Engineer Memoirs
A:
It wasn't that bad, no. I think the relations were good. But since the program had
contracted, they were concerned about costs. They were having to trim their efforts in
order to provide full effort where they needed it. The net result was that they didn't
think they should be paying for a large Corps establishment. Under the Corps'
approach, if we had an office set up to support them, they were bearing the cost of it.
That's right. All up-front costs. The NASA historians wrote a book called Moon Port
Q:
about the Johnson Space Flight Center three or four years ago. We were kind of
surprise that they only mentioned the Corps of Engineers twice in 400 pages, and we
wondered if that reflected a long-standing animosity.
A:
I don't think so. Of course, the best source of that kind of information would be people
like [Major General Robert P.] Rip Young and Bill Starnes, who were very much
involved. But I think generally the relationship was excellent. It's just that they didn't
need us any more.
Q:
What was General Raymond like?
A:
General Raymond is a man I admire a great deal. He is very bright. He had a
tremendous capacity for getting things done. He could make up his mind on things; he
didn't waste time. He was an awfully nice guy, and he didn't get in fights with people
unnecessarily. He was very straightforward. You knew where he stood on things. I
enjoyed working for him. I learned a lot from him.

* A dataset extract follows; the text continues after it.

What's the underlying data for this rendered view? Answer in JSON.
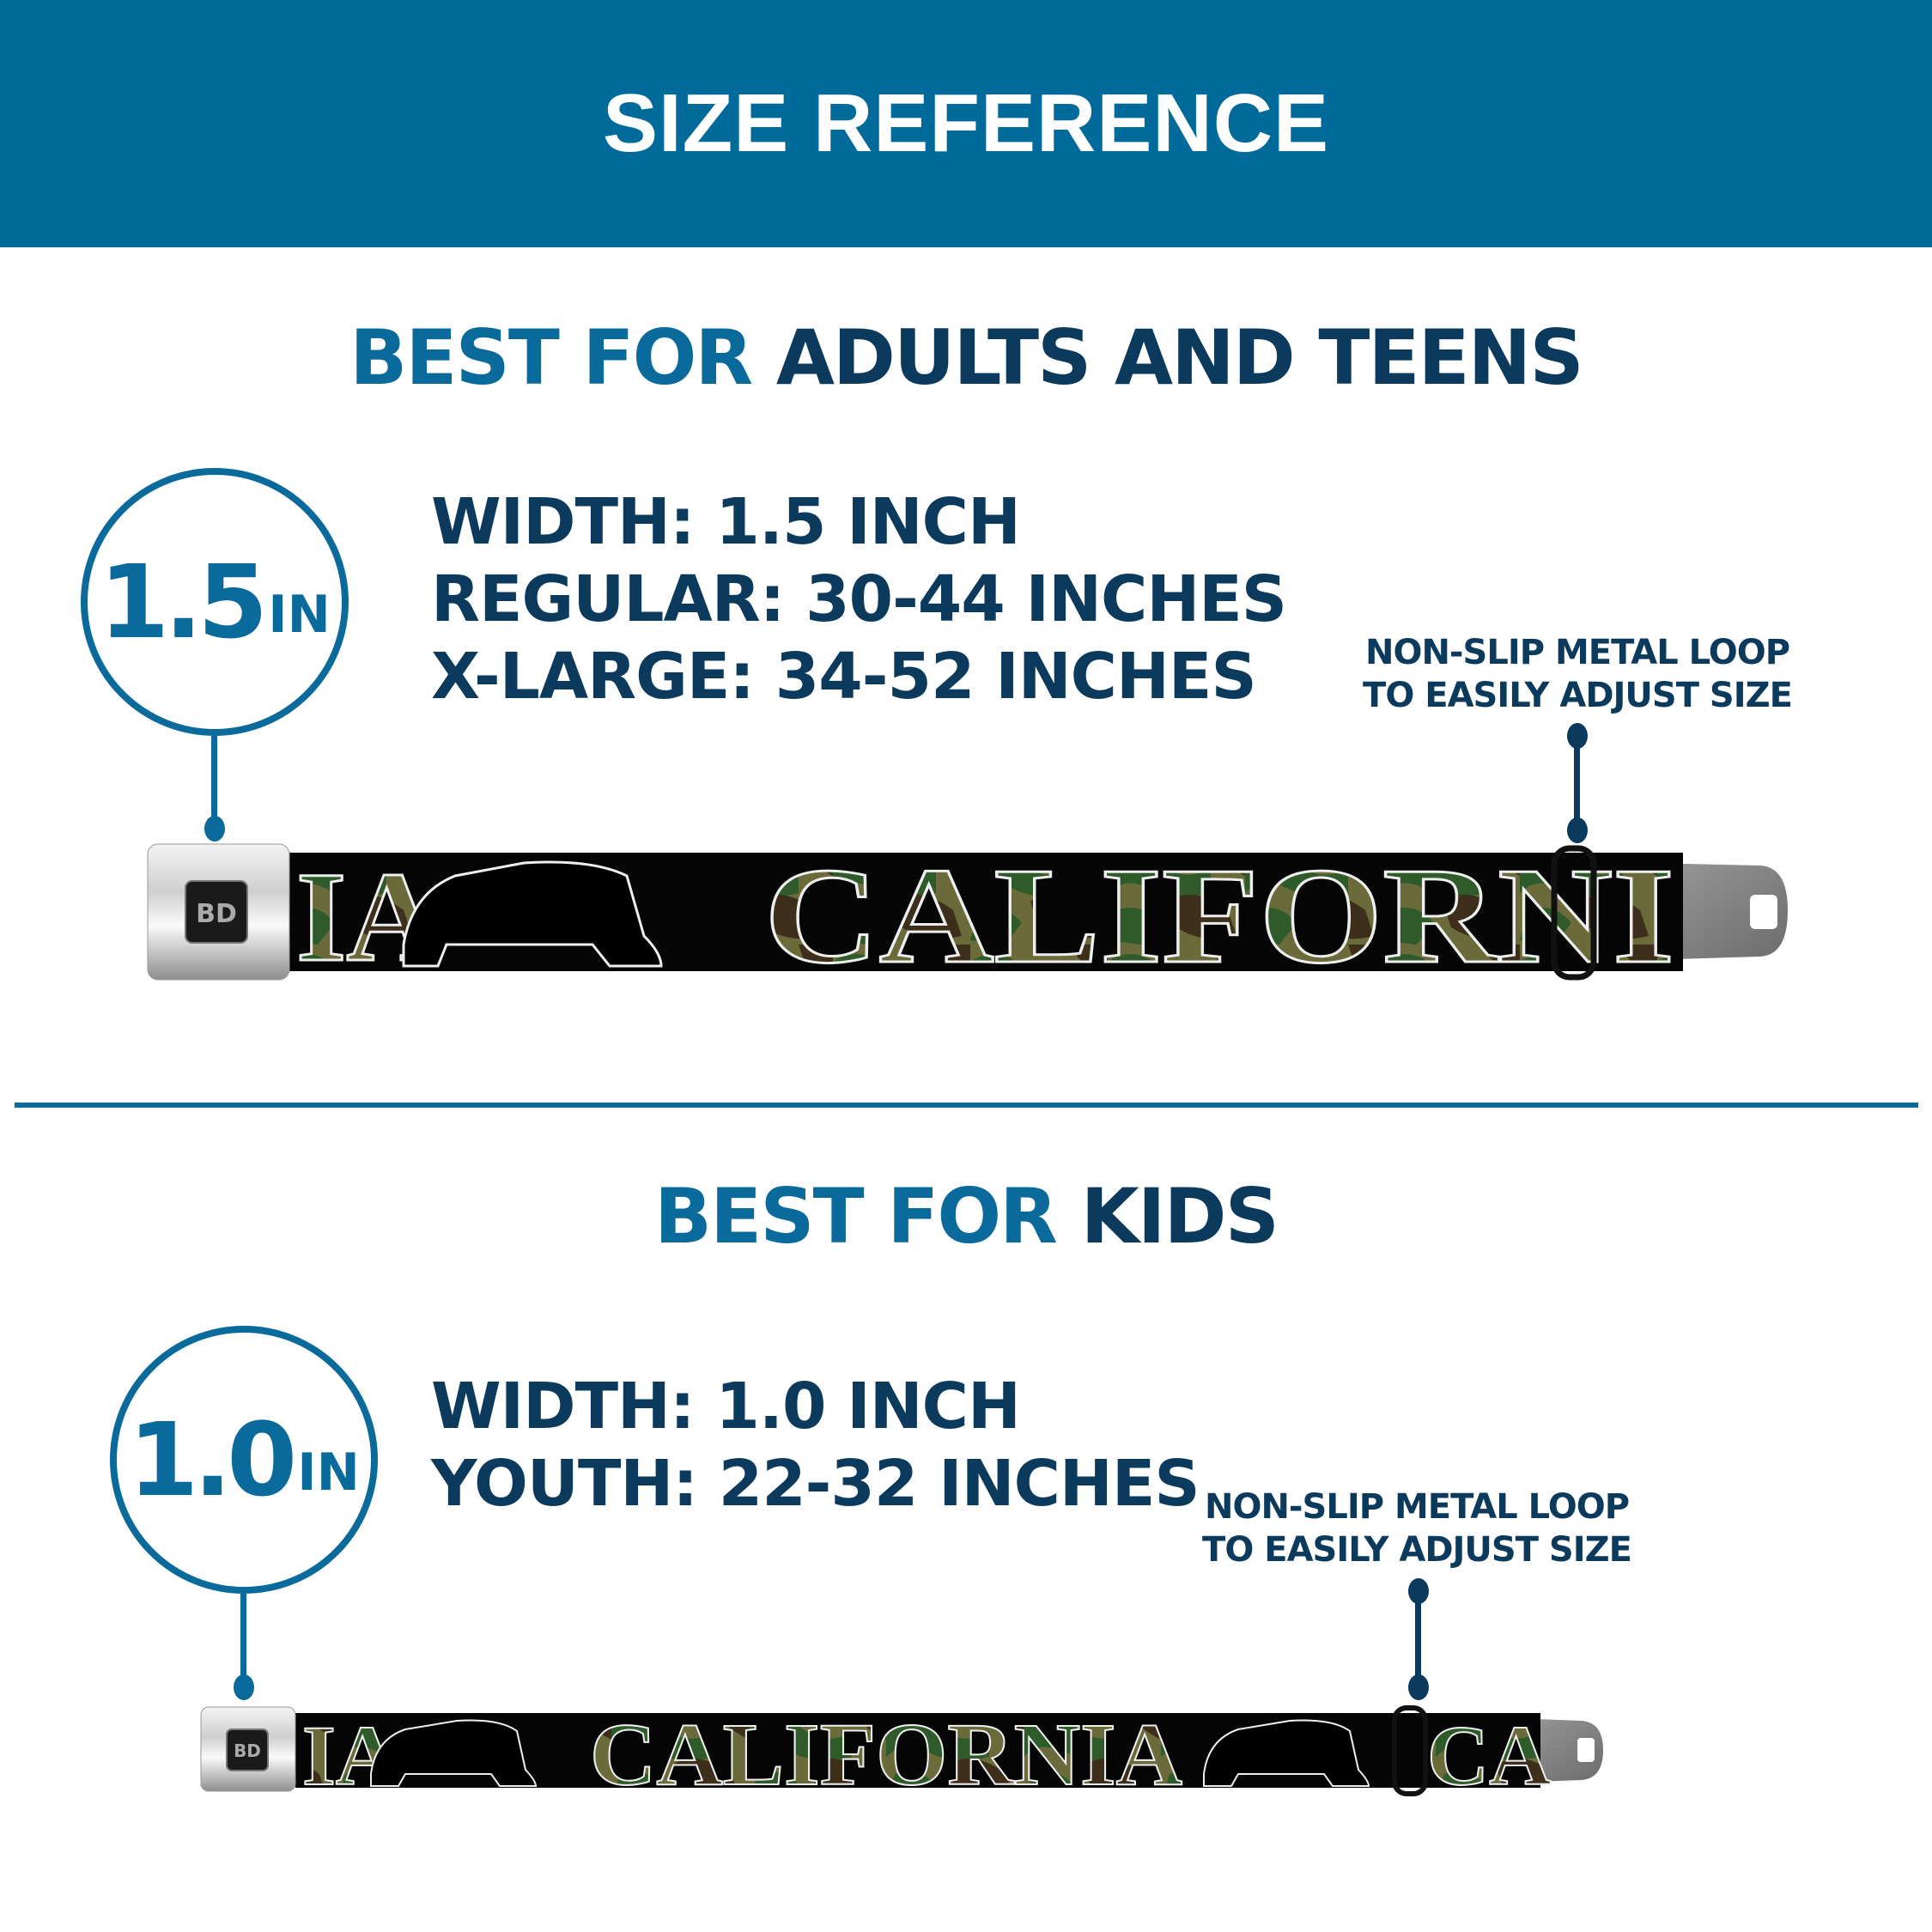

The most difficult thing that was going on, and the most important thing during the time
that I was in military construction was the question of the Corps' S&A [supervision and
administration] rate because it had crept up.
In the case of NASA, this was because we had a very small program. The smaller the
program gets, the larger the overhead becomes relatively. You still have a district
engineer, you still have a personnel officer, and you still have finance and accounting.

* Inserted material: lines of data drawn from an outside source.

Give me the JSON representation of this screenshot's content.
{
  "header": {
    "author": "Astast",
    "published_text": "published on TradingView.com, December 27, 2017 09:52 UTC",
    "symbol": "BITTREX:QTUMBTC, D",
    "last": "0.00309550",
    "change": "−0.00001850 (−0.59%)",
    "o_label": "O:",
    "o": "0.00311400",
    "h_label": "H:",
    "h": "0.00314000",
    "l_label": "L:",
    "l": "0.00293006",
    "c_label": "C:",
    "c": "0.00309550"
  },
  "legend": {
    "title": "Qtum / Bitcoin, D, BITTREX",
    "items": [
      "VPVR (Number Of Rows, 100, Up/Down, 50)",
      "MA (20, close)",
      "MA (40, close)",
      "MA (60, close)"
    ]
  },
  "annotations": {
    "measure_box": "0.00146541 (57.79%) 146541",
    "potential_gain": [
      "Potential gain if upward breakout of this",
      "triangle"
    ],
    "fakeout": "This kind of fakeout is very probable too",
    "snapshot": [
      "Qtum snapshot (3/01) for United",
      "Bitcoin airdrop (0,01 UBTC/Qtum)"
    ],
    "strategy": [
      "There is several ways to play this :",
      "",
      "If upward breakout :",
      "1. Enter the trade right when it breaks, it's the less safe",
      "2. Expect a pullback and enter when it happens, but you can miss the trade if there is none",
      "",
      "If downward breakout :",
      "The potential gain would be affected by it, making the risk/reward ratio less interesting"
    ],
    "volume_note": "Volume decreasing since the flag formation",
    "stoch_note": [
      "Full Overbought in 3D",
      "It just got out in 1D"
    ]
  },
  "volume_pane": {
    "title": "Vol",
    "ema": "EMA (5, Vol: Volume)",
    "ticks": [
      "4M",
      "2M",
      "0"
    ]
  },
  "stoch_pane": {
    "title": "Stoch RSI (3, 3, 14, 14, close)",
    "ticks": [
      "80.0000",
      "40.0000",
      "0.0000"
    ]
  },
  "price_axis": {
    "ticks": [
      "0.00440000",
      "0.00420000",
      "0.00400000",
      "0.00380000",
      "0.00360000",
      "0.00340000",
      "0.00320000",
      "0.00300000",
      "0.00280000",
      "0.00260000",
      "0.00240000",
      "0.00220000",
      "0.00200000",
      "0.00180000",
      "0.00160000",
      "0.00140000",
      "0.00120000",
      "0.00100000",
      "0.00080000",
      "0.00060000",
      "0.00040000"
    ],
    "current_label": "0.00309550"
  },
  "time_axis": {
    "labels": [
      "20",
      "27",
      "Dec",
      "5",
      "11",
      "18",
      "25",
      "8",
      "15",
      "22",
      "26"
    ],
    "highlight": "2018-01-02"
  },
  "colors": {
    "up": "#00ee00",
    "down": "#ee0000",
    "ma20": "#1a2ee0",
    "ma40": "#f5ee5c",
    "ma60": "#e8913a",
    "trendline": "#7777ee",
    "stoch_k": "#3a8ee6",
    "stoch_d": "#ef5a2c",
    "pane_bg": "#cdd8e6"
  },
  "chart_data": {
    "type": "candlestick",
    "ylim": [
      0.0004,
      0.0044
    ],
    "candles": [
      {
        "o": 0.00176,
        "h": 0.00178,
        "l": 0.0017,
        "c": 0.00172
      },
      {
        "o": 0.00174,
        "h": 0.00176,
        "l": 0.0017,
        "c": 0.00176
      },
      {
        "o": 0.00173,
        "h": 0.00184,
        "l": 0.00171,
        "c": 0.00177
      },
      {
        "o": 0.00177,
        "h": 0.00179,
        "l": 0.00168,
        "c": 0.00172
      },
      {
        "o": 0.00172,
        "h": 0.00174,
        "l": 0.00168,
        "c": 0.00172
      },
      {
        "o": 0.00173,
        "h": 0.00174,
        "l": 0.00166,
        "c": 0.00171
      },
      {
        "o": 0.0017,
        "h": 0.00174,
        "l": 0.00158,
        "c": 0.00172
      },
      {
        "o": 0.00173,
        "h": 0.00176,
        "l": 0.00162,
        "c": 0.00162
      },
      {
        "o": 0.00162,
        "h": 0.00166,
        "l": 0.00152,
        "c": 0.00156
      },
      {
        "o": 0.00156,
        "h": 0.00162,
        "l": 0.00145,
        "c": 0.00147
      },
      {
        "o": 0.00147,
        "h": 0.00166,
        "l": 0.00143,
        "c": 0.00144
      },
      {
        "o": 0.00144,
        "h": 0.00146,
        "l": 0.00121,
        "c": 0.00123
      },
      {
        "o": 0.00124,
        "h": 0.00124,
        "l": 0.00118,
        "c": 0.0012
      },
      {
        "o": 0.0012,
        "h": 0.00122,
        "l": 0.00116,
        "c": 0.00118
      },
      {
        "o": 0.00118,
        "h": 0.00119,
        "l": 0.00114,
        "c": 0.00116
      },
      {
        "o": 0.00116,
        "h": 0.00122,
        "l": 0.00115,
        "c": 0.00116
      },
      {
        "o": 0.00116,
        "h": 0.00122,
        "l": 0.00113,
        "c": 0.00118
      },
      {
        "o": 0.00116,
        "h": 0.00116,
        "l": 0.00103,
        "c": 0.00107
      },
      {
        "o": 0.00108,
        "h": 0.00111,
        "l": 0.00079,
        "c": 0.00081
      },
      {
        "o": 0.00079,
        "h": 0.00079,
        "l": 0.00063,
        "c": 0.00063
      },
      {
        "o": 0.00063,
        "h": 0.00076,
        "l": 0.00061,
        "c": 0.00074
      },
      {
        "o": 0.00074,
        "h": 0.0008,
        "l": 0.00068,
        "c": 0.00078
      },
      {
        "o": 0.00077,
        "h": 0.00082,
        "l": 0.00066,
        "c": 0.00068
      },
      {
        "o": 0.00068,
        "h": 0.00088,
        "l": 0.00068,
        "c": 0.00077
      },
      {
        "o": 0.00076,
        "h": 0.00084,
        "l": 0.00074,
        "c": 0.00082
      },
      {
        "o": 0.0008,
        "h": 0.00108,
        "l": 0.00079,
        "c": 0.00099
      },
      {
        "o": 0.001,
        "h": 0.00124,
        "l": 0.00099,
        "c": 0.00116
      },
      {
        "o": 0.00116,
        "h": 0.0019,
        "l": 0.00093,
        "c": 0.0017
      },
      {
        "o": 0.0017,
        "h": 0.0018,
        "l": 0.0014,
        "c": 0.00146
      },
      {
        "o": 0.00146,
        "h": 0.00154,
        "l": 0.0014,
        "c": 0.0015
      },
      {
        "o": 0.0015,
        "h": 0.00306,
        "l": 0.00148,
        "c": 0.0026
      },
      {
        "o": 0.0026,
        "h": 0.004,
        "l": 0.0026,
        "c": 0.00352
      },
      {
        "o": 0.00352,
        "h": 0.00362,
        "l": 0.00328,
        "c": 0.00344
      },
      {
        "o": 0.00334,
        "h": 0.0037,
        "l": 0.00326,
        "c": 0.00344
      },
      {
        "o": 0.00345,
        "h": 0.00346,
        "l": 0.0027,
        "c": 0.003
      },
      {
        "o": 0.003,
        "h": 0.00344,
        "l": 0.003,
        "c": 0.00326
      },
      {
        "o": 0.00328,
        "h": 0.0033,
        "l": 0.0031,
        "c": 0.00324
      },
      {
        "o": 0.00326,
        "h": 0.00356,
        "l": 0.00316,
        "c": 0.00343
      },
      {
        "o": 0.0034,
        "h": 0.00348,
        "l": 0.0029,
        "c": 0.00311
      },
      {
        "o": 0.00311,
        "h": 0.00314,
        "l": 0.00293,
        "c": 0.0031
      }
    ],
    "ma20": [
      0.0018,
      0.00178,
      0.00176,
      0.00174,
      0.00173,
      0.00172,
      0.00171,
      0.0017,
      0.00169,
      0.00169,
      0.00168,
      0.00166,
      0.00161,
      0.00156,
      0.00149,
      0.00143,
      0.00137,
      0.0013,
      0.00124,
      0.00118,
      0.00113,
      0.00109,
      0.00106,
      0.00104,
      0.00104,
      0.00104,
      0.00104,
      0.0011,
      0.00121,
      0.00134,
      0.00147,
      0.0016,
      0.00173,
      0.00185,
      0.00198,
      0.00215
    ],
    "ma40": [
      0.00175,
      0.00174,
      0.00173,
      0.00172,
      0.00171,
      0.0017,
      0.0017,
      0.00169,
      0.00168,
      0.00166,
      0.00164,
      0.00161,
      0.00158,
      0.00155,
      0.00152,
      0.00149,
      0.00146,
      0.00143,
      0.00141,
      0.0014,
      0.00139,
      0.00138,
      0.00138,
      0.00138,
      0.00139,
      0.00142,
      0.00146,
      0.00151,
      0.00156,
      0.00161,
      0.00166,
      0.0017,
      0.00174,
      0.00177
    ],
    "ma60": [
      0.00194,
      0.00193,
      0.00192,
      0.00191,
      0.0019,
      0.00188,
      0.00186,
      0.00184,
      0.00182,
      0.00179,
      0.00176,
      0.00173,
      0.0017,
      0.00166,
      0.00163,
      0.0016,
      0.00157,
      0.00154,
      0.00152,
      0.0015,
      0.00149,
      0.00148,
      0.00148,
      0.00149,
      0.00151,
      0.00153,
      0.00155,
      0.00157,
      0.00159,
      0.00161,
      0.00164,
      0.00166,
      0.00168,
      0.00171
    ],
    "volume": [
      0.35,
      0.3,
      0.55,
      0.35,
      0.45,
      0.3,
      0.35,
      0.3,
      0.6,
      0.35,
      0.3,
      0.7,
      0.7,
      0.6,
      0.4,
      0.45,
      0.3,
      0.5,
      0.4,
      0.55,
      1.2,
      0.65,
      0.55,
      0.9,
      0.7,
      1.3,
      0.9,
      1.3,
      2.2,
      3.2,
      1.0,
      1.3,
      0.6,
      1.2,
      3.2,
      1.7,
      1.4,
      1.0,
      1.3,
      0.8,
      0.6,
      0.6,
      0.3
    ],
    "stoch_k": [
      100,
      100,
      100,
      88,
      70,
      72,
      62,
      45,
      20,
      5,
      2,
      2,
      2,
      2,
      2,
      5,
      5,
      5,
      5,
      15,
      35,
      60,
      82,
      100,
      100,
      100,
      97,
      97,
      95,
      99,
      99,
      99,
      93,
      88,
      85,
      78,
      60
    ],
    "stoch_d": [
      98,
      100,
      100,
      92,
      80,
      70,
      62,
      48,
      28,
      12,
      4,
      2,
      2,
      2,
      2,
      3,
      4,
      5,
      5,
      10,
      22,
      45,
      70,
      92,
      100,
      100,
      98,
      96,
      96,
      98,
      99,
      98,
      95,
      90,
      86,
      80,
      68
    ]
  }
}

As you get quite small, supporting all these functions makes your overhead large in
proportion to the work. This had happened throughout the military construction
program. It was at a fairly low level--very low compared to what it is now, for
example.
We had a nucleus of military construction in just about every district in the Corps, and
we didn't have enough workload for that. [Lieutenant] General [Frederick J.] Clarke
decided on a major redo of the Corps. I was put in charge of the work on this.